今日の日経で、2023年世界展望(1)ウクライナ侵攻、ロシアに代償という記事とクロアチア、ユーロを正式導入という記事が出ていた。覇権的ナショナリズムの恐ろしさと、自由を求める民の力の強さを感じている。専制と隷従を指向する権力者は一様にナショナリズムを煽り、敵の存在を煽り、負けないためには強くなるしか無いと説き、民を窮乏に押しやるとともに自由を奪う。
昨年ウクライナ侵攻が起きた時、私はウクライナの人は戦闘を放棄して逃げて欲しいと願っていた。逃げられない人はロシア政府に服従するしか無いが、戦うよりマシだと考えていた。しかし、ウクライナの人たちの、もう隷従は絶対に嫌だと考える思いは想像を遥かに超えて強かった。正直に言ってその強さにびっくりした。個々人ごとに意識の違いはあり、夫や息子、父に一家で逃げることを願った人もいるだろう。隷従は絶対に嫌だと思っていても、命を危険にさらすような行為に参加したくない、参加させたくない人もたくさんいる。協力して独立を守れという同調圧力は成果を出す効果と人の命を奪う効果がある。一度動き始めるとそう簡単に方向転換はできない。
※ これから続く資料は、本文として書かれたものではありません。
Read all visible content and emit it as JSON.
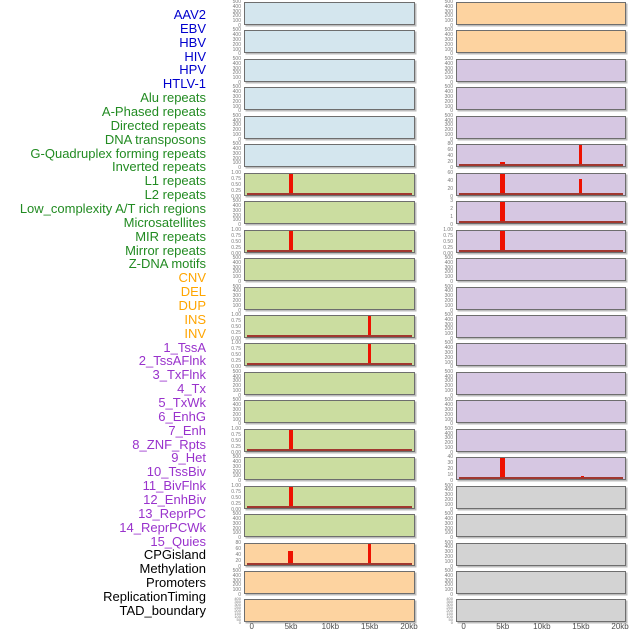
{
  "chart_data": {
    "type": "area",
    "subtype": "small-multiple-genome-signal-tracks",
    "title": "",
    "x_axis": {
      "tick_labels": [
        "0",
        "5kb",
        "10kb",
        "15kb",
        "20kb"
      ],
      "tick_kb": [
        0,
        5,
        10,
        15,
        20
      ],
      "range_kb": [
        0,
        20
      ],
      "grid": false
    },
    "legend": "none",
    "mark_color": "#EE1100",
    "baseline_color": "#A03830",
    "groups": {
      "virus": {
        "label_color": "#0000CD",
        "panel_color": "#D4E6EE"
      },
      "repeat": {
        "label_color": "#228B22",
        "panel_color": "#CBDDA0"
      },
      "structural_variant": {
        "label_color": "#FFA500",
        "panel_color": "#FDD3A0"
      },
      "chromatin_state": {
        "label_color": "#9932CC",
        "panel_color": "#D6C7E2"
      },
      "annotation": {
        "label_color": "#000000",
        "panel_color": "#D3D3D3"
      }
    },
    "y_tick_sets": {
      "counts500": [
        "500",
        "400",
        "300",
        "200",
        "100",
        "0"
      ],
      "fraction": [
        "1.00",
        "0.75",
        "0.50",
        "0.25",
        "0.00"
      ],
      "counts80": [
        "80",
        "60",
        "40",
        "20",
        "0"
      ],
      "counts60": [
        "60",
        "40",
        "20",
        "0"
      ],
      "counts40": [
        "40",
        "30",
        "20",
        "10",
        "0"
      ],
      "counts3": [
        "3",
        "2",
        "1",
        "0"
      ],
      "dense": [
        "400",
        "350",
        "300",
        "250",
        "200",
        "150",
        "100",
        "50",
        "0"
      ]
    },
    "tracks": [
      {
        "label": "AAV2",
        "group": "virus",
        "column": "left",
        "ticks": "counts500",
        "y_max": 500,
        "marks": [],
        "baseline": false
      },
      {
        "label": "EBV",
        "group": "virus",
        "column": "left",
        "ticks": "counts500",
        "y_max": 500,
        "marks": [],
        "baseline": false
      },
      {
        "label": "HBV",
        "group": "virus",
        "column": "left",
        "ticks": "counts500",
        "y_max": 500,
        "marks": [],
        "baseline": false
      },
      {
        "label": "HIV",
        "group": "virus",
        "column": "left",
        "ticks": "counts500",
        "y_max": 500,
        "marks": [],
        "baseline": false
      },
      {
        "label": "HPV",
        "group": "virus",
        "column": "left",
        "ticks": "counts500",
        "y_max": 500,
        "marks": [],
        "baseline": false
      },
      {
        "label": "HTLV-1",
        "group": "virus",
        "column": "left",
        "ticks": "counts500",
        "y_max": 500,
        "marks": [],
        "baseline": false
      },
      {
        "label": "Alu repeats",
        "group": "repeat",
        "column": "left",
        "ticks": "fraction",
        "y_max": 1,
        "marks": [
          {
            "kb": 5,
            "value": 1.0,
            "w": 4
          }
        ],
        "baseline": true
      },
      {
        "label": "A-Phased repeats",
        "group": "repeat",
        "column": "left",
        "ticks": "counts500",
        "y_max": 500,
        "marks": [],
        "baseline": false
      },
      {
        "label": "Directed repeats",
        "group": "repeat",
        "column": "left",
        "ticks": "fraction",
        "y_max": 1,
        "marks": [
          {
            "kb": 5,
            "value": 1.0,
            "w": 4
          }
        ],
        "baseline": true
      },
      {
        "label": "DNA transposons",
        "group": "repeat",
        "column": "left",
        "ticks": "counts500",
        "y_max": 500,
        "marks": [],
        "baseline": false
      },
      {
        "label": "G-Quadruplex forming repeats",
        "group": "repeat",
        "column": "left",
        "ticks": "counts500",
        "y_max": 500,
        "marks": [],
        "baseline": false
      },
      {
        "label": "Inverted repeats",
        "group": "repeat",
        "column": "left",
        "ticks": "fraction",
        "y_max": 1,
        "marks": [
          {
            "kb": 15,
            "value": 1.0,
            "w": 3
          }
        ],
        "baseline": true
      },
      {
        "label": "L1 repeats",
        "group": "repeat",
        "column": "left",
        "ticks": "fraction",
        "y_max": 1,
        "marks": [
          {
            "kb": 15,
            "value": 1.0,
            "w": 3
          }
        ],
        "baseline": true
      },
      {
        "label": "L2 repeats",
        "group": "repeat",
        "column": "left",
        "ticks": "counts500",
        "y_max": 500,
        "marks": [],
        "baseline": false
      },
      {
        "label": "Low_complexity A/T rich regions",
        "group": "repeat",
        "column": "left",
        "ticks": "counts500",
        "y_max": 500,
        "marks": [],
        "baseline": false
      },
      {
        "label": "Microsatellites",
        "group": "repeat",
        "column": "left",
        "ticks": "fraction",
        "y_max": 1,
        "marks": [
          {
            "kb": 5,
            "value": 1.0,
            "w": 4
          }
        ],
        "baseline": true
      },
      {
        "label": "MIR repeats",
        "group": "repeat",
        "column": "left",
        "ticks": "counts500",
        "y_max": 500,
        "marks": [],
        "baseline": false
      },
      {
        "label": "Mirror repeats",
        "group": "repeat",
        "column": "left",
        "ticks": "fraction",
        "y_max": 1,
        "marks": [
          {
            "kb": 5,
            "value": 1.0,
            "w": 4
          }
        ],
        "baseline": true
      },
      {
        "label": "Z-DNA motifs",
        "group": "repeat",
        "column": "left",
        "ticks": "counts500",
        "y_max": 500,
        "marks": [],
        "baseline": false
      },
      {
        "label": "CNV",
        "group": "structural_variant",
        "column": "left",
        "ticks": "counts80",
        "y_max": 80,
        "marks": [
          {
            "kb": 5,
            "value": 52,
            "w": 5
          },
          {
            "kb": 15,
            "value": 80,
            "w": 3
          }
        ],
        "baseline": true
      },
      {
        "label": "DEL",
        "group": "structural_variant",
        "column": "left",
        "ticks": "counts500",
        "y_max": 500,
        "marks": [],
        "baseline": false
      },
      {
        "label": "DUP",
        "group": "structural_variant",
        "column": "left",
        "ticks": "dense",
        "y_max": 400,
        "marks": [],
        "baseline": false
      },
      {
        "label": "INS",
        "group": "structural_variant",
        "column": "right",
        "ticks": "counts500",
        "y_max": 500,
        "marks": [],
        "baseline": false
      },
      {
        "label": "INV",
        "group": "structural_variant",
        "column": "right",
        "ticks": "counts500",
        "y_max": 500,
        "marks": [],
        "baseline": false
      },
      {
        "label": "1_TssA",
        "group": "chromatin_state",
        "column": "right",
        "ticks": "counts500",
        "y_max": 500,
        "marks": [],
        "baseline": false
      },
      {
        "label": "2_TssAFlnk",
        "group": "chromatin_state",
        "column": "right",
        "ticks": "counts500",
        "y_max": 500,
        "marks": [],
        "baseline": false
      },
      {
        "label": "3_TxFlnk",
        "group": "chromatin_state",
        "column": "right",
        "ticks": "counts500",
        "y_max": 500,
        "marks": [],
        "baseline": false
      },
      {
        "label": "4_Tx",
        "group": "chromatin_state",
        "column": "right",
        "ticks": "counts80",
        "y_max": 80,
        "marks": [
          {
            "kb": 5,
            "value": 18,
            "w": 5
          },
          {
            "kb": 15,
            "value": 80,
            "w": 3
          }
        ],
        "baseline": true
      },
      {
        "label": "5_TxWk",
        "group": "chromatin_state",
        "column": "right",
        "ticks": "counts60",
        "y_max": 60,
        "marks": [
          {
            "kb": 5,
            "value": 60,
            "w": 5
          },
          {
            "kb": 15,
            "value": 44,
            "w": 3
          }
        ],
        "baseline": true
      },
      {
        "label": "6_EnhG",
        "group": "chromatin_state",
        "column": "right",
        "ticks": "counts3",
        "y_max": 3,
        "marks": [
          {
            "kb": 5,
            "value": 3,
            "w": 5
          }
        ],
        "baseline": true
      },
      {
        "label": "7_Enh",
        "group": "chromatin_state",
        "column": "right",
        "ticks": "fraction",
        "y_max": 1,
        "marks": [
          {
            "kb": 5,
            "value": 1.0,
            "w": 5
          }
        ],
        "baseline": true
      },
      {
        "label": "8_ZNF_Rpts",
        "group": "chromatin_state",
        "column": "right",
        "ticks": "counts500",
        "y_max": 500,
        "marks": [],
        "baseline": false
      },
      {
        "label": "9_Het",
        "group": "chromatin_state",
        "column": "right",
        "ticks": "counts500",
        "y_max": 500,
        "marks": [],
        "baseline": false
      },
      {
        "label": "10_TssBiv",
        "group": "chromatin_state",
        "column": "right",
        "ticks": "counts500",
        "y_max": 500,
        "marks": [],
        "baseline": false
      },
      {
        "label": "11_BivFlnk",
        "group": "chromatin_state",
        "column": "right",
        "ticks": "counts500",
        "y_max": 500,
        "marks": [],
        "baseline": false
      },
      {
        "label": "12_EnhBiv",
        "group": "chromatin_state",
        "column": "right",
        "ticks": "counts500",
        "y_max": 500,
        "marks": [],
        "baseline": false
      },
      {
        "label": "13_ReprPC",
        "group": "chromatin_state",
        "column": "right",
        "ticks": "counts500",
        "y_max": 500,
        "marks": [],
        "baseline": false
      },
      {
        "label": "14_ReprPCWk",
        "group": "chromatin_state",
        "column": "right",
        "ticks": "counts500",
        "y_max": 500,
        "marks": [],
        "baseline": false
      },
      {
        "label": "15_Quies",
        "group": "chromatin_state",
        "column": "right",
        "ticks": "counts40",
        "y_max": 40,
        "marks": [
          {
            "kb": 5,
            "value": 40,
            "w": 5
          },
          {
            "kb": 15.3,
            "value": 6,
            "w": 3
          }
        ],
        "baseline": true
      },
      {
        "label": "CPGisland",
        "group": "annotation",
        "column": "right",
        "ticks": "counts500",
        "y_max": 500,
        "marks": [],
        "baseline": false
      },
      {
        "label": "Methylation",
        "group": "annotation",
        "column": "right",
        "ticks": "counts500",
        "y_max": 500,
        "marks": [],
        "baseline": false
      },
      {
        "label": "Promoters",
        "group": "annotation",
        "column": "right",
        "ticks": "counts500",
        "y_max": 500,
        "marks": [],
        "baseline": false
      },
      {
        "label": "ReplicationTiming",
        "group": "annotation",
        "column": "right",
        "ticks": "counts500",
        "y_max": 500,
        "marks": [],
        "baseline": false
      },
      {
        "label": "TAD_boundary",
        "group": "annotation",
        "column": "right",
        "ticks": "dense",
        "y_max": 400,
        "marks": [],
        "baseline": false
      }
    ]
  }
}
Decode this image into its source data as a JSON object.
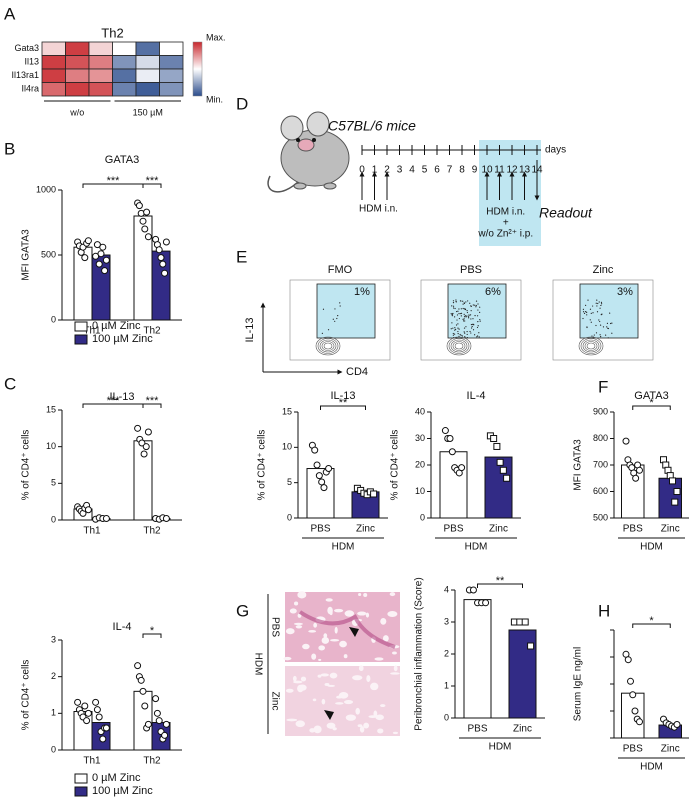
{
  "panel_labels": [
    "A",
    "B",
    "C",
    "D",
    "E",
    "F",
    "G",
    "H"
  ],
  "heatmap": {
    "title": "Th2",
    "rows": [
      "Gata3",
      "Il13",
      "Il13ra1",
      "Il4ra"
    ],
    "groups": [
      "w/o",
      "150 µM"
    ],
    "values": [
      [
        0.2,
        0.9,
        0.2,
        0,
        -0.8,
        0
      ],
      [
        0.9,
        0.8,
        0.6,
        -0.6,
        -0.2,
        -0.7
      ],
      [
        0.9,
        0.6,
        0.5,
        -0.8,
        -0.1,
        -0.5
      ],
      [
        0.7,
        0.9,
        0.8,
        -0.7,
        -0.9,
        -0.6
      ]
    ],
    "max_label": "Max.",
    "min_label": "Min."
  },
  "timeline": {
    "strain": "C57BL/6 mice",
    "days": [
      0,
      1,
      2,
      3,
      4,
      5,
      6,
      7,
      8,
      9,
      10,
      11,
      12,
      13,
      14
    ],
    "unit": "days",
    "first_treatment": {
      "days": [
        0,
        1,
        2
      ],
      "label": "HDM i.n."
    },
    "second_treatment": {
      "days": [
        10,
        11,
        12,
        13
      ],
      "label": "HDM i.n.",
      "plus": "+",
      "extra": "w/o Zn²⁺ i.p."
    },
    "readout": {
      "day": 14,
      "label": "Readout"
    }
  },
  "flow": {
    "x_label": "CD4",
    "y_label": "IL-13",
    "plots": [
      {
        "title": "FMO",
        "percent": "1%"
      },
      {
        "title": "PBS",
        "percent": "6%"
      },
      {
        "title": "Zinc",
        "percent": "3%"
      }
    ]
  },
  "histology": {
    "group": "HDM",
    "rows": [
      "PBS",
      "Zinc"
    ]
  },
  "chart_data": [
    {
      "type": "bar",
      "title": "GATA3",
      "ylabel": "MFI GATA3",
      "categories": [
        "Th1",
        "Th2"
      ],
      "ylim": [
        0,
        1000
      ],
      "yticks": [
        0,
        500,
        1000
      ],
      "legend": true,
      "series": [
        {
          "name": "0 µM Zinc",
          "color": "#ffffff",
          "values": [
            560,
            800
          ],
          "points": [
            [
              600,
              570,
              520,
              560,
              480,
              590,
              610
            ],
            [
              900,
              880,
              820,
              760,
              700,
              830,
              640
            ]
          ]
        },
        {
          "name": "100 µM Zinc",
          "color": "#322b86",
          "values": [
            500,
            530
          ],
          "points": [
            [
              490,
              580,
              430,
              510,
              560,
              380,
              460
            ],
            [
              620,
              580,
              540,
              480,
              430,
              360,
              600
            ]
          ]
        }
      ],
      "significance": [
        {
          "label": "***",
          "span": [
            [
              0,
              0
            ],
            [
              0,
              1
            ]
          ]
        },
        {
          "label": "***",
          "span": [
            [
              0,
              1
            ],
            [
              1,
              1
            ]
          ]
        }
      ]
    },
    {
      "type": "bar",
      "title": "IL-13",
      "ylabel": "% of CD4⁺ cells",
      "categories": [
        "Th1",
        "Th2"
      ],
      "ylim": [
        0,
        15
      ],
      "yticks": [
        0,
        5,
        10,
        15
      ],
      "legend": false,
      "series": [
        {
          "name": "0 µM Zinc",
          "color": "#ffffff",
          "values": [
            1.5,
            10.8
          ],
          "points": [
            [
              1.8,
              1.5,
              1.2,
              0.9,
              1.6,
              2.0,
              1.4
            ],
            [
              12.5,
              11,
              10.5,
              9,
              10,
              12
            ]
          ]
        },
        {
          "name": "100 µM Zinc",
          "color": "#322b86",
          "values": [
            0.2,
            0.2
          ],
          "points": [
            [
              0.1,
              0.3,
              0.2,
              0.2
            ],
            [
              0.2,
              0.1,
              0.3,
              0.2
            ]
          ]
        }
      ],
      "significance": [
        {
          "label": "***",
          "span": [
            [
              0,
              0
            ],
            [
              0,
              1
            ]
          ]
        },
        {
          "label": "***",
          "span": [
            [
              0,
              1
            ],
            [
              1,
              1
            ]
          ]
        }
      ]
    },
    {
      "type": "bar",
      "title": "IL-4",
      "ylabel": "% of CD4⁺ cells",
      "categories": [
        "Th1",
        "Th2"
      ],
      "ylim": [
        0,
        3
      ],
      "yticks": [
        0,
        1,
        2,
        3
      ],
      "legend": true,
      "series": [
        {
          "name": "0 µM Zinc",
          "color": "#ffffff",
          "values": [
            1.05,
            1.6
          ],
          "points": [
            [
              1.3,
              1.1,
              1.0,
              0.9,
              1.2,
              0.8,
              1.0
            ],
            [
              2.3,
              2.0,
              1.9,
              1.6,
              1.2,
              0.6,
              0.7
            ]
          ]
        },
        {
          "name": "100 µM Zinc",
          "color": "#322b86",
          "values": [
            0.75,
            0.75
          ],
          "points": [
            [
              1.3,
              1.1,
              0.9,
              0.5,
              0.3,
              0.6,
              0.6
            ],
            [
              1.4,
              1.0,
              0.8,
              0.5,
              0.3,
              0.4,
              0.7
            ]
          ]
        }
      ],
      "significance": [
        {
          "label": "*",
          "span": [
            [
              0,
              1
            ],
            [
              1,
              1
            ]
          ]
        }
      ]
    },
    {
      "type": "bar",
      "title": "IL-13",
      "ylabel": "% of CD4⁺ cells",
      "categories": [
        "PBS",
        "Zinc"
      ],
      "group_label": "HDM",
      "ylim": [
        0,
        15
      ],
      "yticks": [
        0,
        5,
        10,
        15
      ],
      "values": [
        7.0,
        3.7
      ],
      "colors": [
        "#ffffff",
        "#322b86"
      ],
      "markers": [
        "circle",
        "square"
      ],
      "points": [
        [
          10.3,
          9.6,
          7.5,
          6,
          5.1,
          4.3,
          6.5,
          7
        ],
        [
          4.2,
          3.9,
          3.5,
          3.3,
          3.7,
          3.4
        ]
      ],
      "significance": [
        {
          "label": "**",
          "span": [
            [
              0,
              0
            ],
            [
              0,
              1
            ]
          ]
        }
      ]
    },
    {
      "type": "bar",
      "title": "IL-4",
      "ylabel": "% of CD4⁺ cells",
      "categories": [
        "PBS",
        "Zinc"
      ],
      "group_label": "HDM",
      "ylim": [
        0,
        40
      ],
      "yticks": [
        0,
        10,
        20,
        30,
        40
      ],
      "values": [
        25,
        23
      ],
      "colors": [
        "#ffffff",
        "#322b86"
      ],
      "markers": [
        "circle",
        "square"
      ],
      "points": [
        [
          33,
          30,
          30,
          25,
          19,
          18,
          17,
          19
        ],
        [
          31,
          30,
          27,
          21,
          18,
          15
        ]
      ]
    },
    {
      "type": "bar",
      "title": "GATA3",
      "ylabel": "MFI GATA3",
      "categories": [
        "PBS",
        "Zinc"
      ],
      "group_label": "HDM",
      "ylim": [
        500,
        900
      ],
      "yticks": [
        500,
        600,
        700,
        800,
        900
      ],
      "values": [
        700,
        650
      ],
      "colors": [
        "#ffffff",
        "#322b86"
      ],
      "markers": [
        "circle",
        "square"
      ],
      "points": [
        [
          790,
          720,
          700,
          690,
          670,
          650,
          700,
          680
        ],
        [
          720,
          700,
          680,
          660,
          640,
          560,
          600
        ]
      ],
      "significance": [
        {
          "label": "*",
          "span": [
            [
              0,
              0
            ],
            [
              0,
              1
            ]
          ]
        }
      ]
    },
    {
      "type": "bar",
      "ylabel": "Peribronchial inflammation (Score)",
      "categories": [
        "PBS",
        "Zinc"
      ],
      "group_label": "HDM",
      "ylim": [
        0,
        4
      ],
      "yticks": [
        0,
        1,
        2,
        3,
        4
      ],
      "values": [
        3.7,
        2.75
      ],
      "colors": [
        "#ffffff",
        "#322b86"
      ],
      "markers": [
        "circle",
        "square"
      ],
      "points": [
        [
          4,
          4,
          3.6,
          3.6,
          3.6
        ],
        [
          3,
          3,
          3,
          2.25
        ]
      ],
      "significance": [
        {
          "label": "**",
          "span": [
            [
              0,
              0
            ],
            [
              0,
              1
            ]
          ]
        }
      ]
    },
    {
      "type": "bar",
      "ylabel": "Serum IgE ng/ml",
      "categories": [
        "PBS",
        "Zinc"
      ],
      "group_label": "HDM",
      "ylim": [
        0,
        2000
      ],
      "yticks": [
        0,
        500,
        1000,
        1500,
        2000
      ],
      "tick_labels": false,
      "values": [
        830,
        240
      ],
      "colors": [
        "#ffffff",
        "#322b86"
      ],
      "markers": [
        "circle",
        "circle"
      ],
      "points": [
        [
          1550,
          1450,
          1050,
          800,
          500,
          350,
          300
        ],
        [
          350,
          280,
          250,
          220,
          200,
          250
        ]
      ],
      "significance": [
        {
          "label": "*",
          "span": [
            [
              0,
              0
            ],
            [
              0,
              1
            ]
          ]
        }
      ]
    }
  ]
}
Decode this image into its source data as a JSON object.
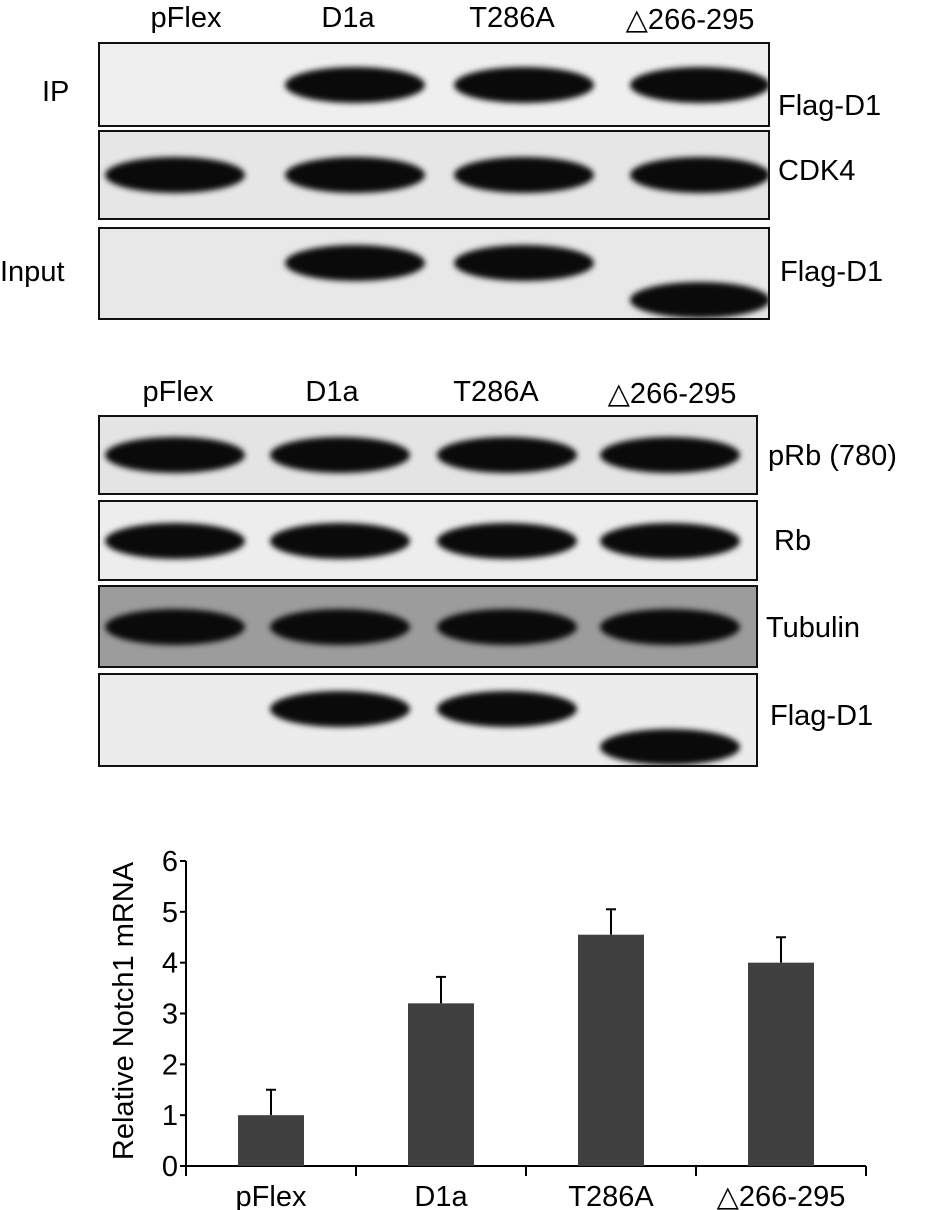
{
  "lanes": [
    "pFlex",
    "D1a",
    "T286A",
    "△266-295"
  ],
  "panel1": {
    "group_labels": {
      "ip": "IP",
      "input": "Input"
    },
    "blots": [
      {
        "label": "Flag-D1",
        "bands": [
          false,
          true,
          true,
          true
        ],
        "shifted_last": false,
        "background": "#efefef"
      },
      {
        "label": "CDK4",
        "bands": [
          true,
          true,
          true,
          true
        ],
        "shifted_last": false,
        "background": "#e6e6e6"
      },
      {
        "label": "Flag-D1",
        "bands": [
          false,
          true,
          true,
          true
        ],
        "shifted_last": true,
        "background": "#e8e8e8"
      }
    ]
  },
  "panel2": {
    "blots": [
      {
        "label": "pRb (780)",
        "bands": [
          true,
          true,
          true,
          true
        ],
        "shifted_last": false,
        "background": "#e4e4e4"
      },
      {
        "label": "Rb",
        "bands": [
          true,
          true,
          true,
          true
        ],
        "shifted_last": false,
        "background": "#ededed"
      },
      {
        "label": "Tubulin",
        "bands": [
          true,
          true,
          true,
          true
        ],
        "shifted_last": false,
        "background": "#9c9c9c"
      },
      {
        "label": "Flag-D1",
        "bands": [
          false,
          true,
          true,
          true
        ],
        "shifted_last": true,
        "background": "#ececec"
      }
    ]
  },
  "chart_data": {
    "type": "bar",
    "categories": [
      "pFlex",
      "D1a",
      "T286A",
      "△266-295"
    ],
    "values": [
      1.0,
      3.2,
      4.55,
      4.0
    ],
    "error_upper": [
      0.5,
      0.52,
      0.5,
      0.5
    ],
    "title": "",
    "xlabel": "",
    "ylabel": "Relative Notch1 mRNA",
    "ylim": [
      0,
      6
    ],
    "yticks": [
      "0",
      "1",
      "2",
      "3",
      "4",
      "5",
      "6"
    ],
    "grid": false,
    "bar_color": "#404040"
  }
}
今回は、当初はEU諸国も米国も防衛協力と経済制裁でプーチンに対抗した。これからどうなるかはわからないが、今の所ウクライナの意思を応援する動きが続いている。ゼレンスキーは民主主義を敗退させてはいけないと言っている。しょうがないのかもしれないが、敵基地攻撃を強めている。クリミアを含めてウクライナの領土を回復し、ロシアに賠償させることがゴールになるのだろう。そして、NATOに加盟し集団的自衛権を獲得していくことになるのだろう。
改めて憲法前文の「われらは、平和を維持し、専制と隷従、圧迫と偏狭を地上から永遠に除去しようと努めてゐる国際社会において、名誉ある地位を占めたいと思ふ」を思い起こす。集団的自衛権で武力侵攻への耐性を高めたいという判断は現時点では現実的な選択となるだろうが、実際には国内の専制と隷従を保護する施策とも言える。国の内部に圧迫を受けている人がいない国は存在しないし、望んでも自治を得られない集団は数多く存在する。今の状態で個々の国境や国の認定を固定化することは「専制と隷従、圧迫と偏狭を除去」することにはならない。内政干渉することなしに、人権を確保し、高めていくことはできない。制度を機能させるという意味では国家に頼らざるを得ないが、民が国家に対して上位に置かれなければ専制と隷従の構造を破壊できない。どうしても、脱ナショナリズムは避けられない。国家の属人性をどんどん高めなければならず、民の自由をナショナリスティックでない形で実現しなければいけない。国家が排他的になることを制度的に禁止しなければその夢は実現できない。
日本だけではないが、国家が日本人を守る国とか白人を守る国家になってはだめなのだ。関わる全ての人の人権が守られる方向に制度設計ができなければ平和が来ることはない。短期的にはヒーローに頼って利益が得られることはあるだろうが、それは悪魔のささやきだ。
指導者、権力者が思い通りに運営できる国を作れるようでは困る。
私は、現状では多くはEUのルールを世界で広げ、各国の人権を高める良いルールを拾い集めて強化していくのが現実的な道だと思っている。逆に言えば、もっと簡単に国が国として認められるようにできないといけないだろう。国内の話で言えば地方分権の話でもある。中央で徴税して地元に持ってくるのが地方分権ではない。持続可能な地域あるいは集団の設計をどうやるかという話だろう。多分、まず移動の自由が確保されないといけないのだと思っている。
年頭にシェンゲン圏にさえ入れれば、自由に行ける場所にクロアチアが含まれるようになったことを祝いたい。中央アジアの国々が隷従を是としない方向に動き始めていることを喜びたい。一方、解釈改憲をやってしまった故安倍氏を強く糾弾するとともに、凋落しつつある現実に向かい合うこともなく、武力に頼って国家(権力)を守ろうとする現政権に軌道修正させたいと願っている。ナショナリストに権力を与えてはいけない。それは平和憲法の破壊に他ならず、国民の自決権の放棄にほかならない。人に頼ってはいけない。人が変わっても持続的な人権が高まる方向の制度設計を目指さないと破綻が待っている。
この厳しい環境の中ではあるが、21世紀が力に頼るナショナリズムからの卒業を実現する世紀になることに期待したい。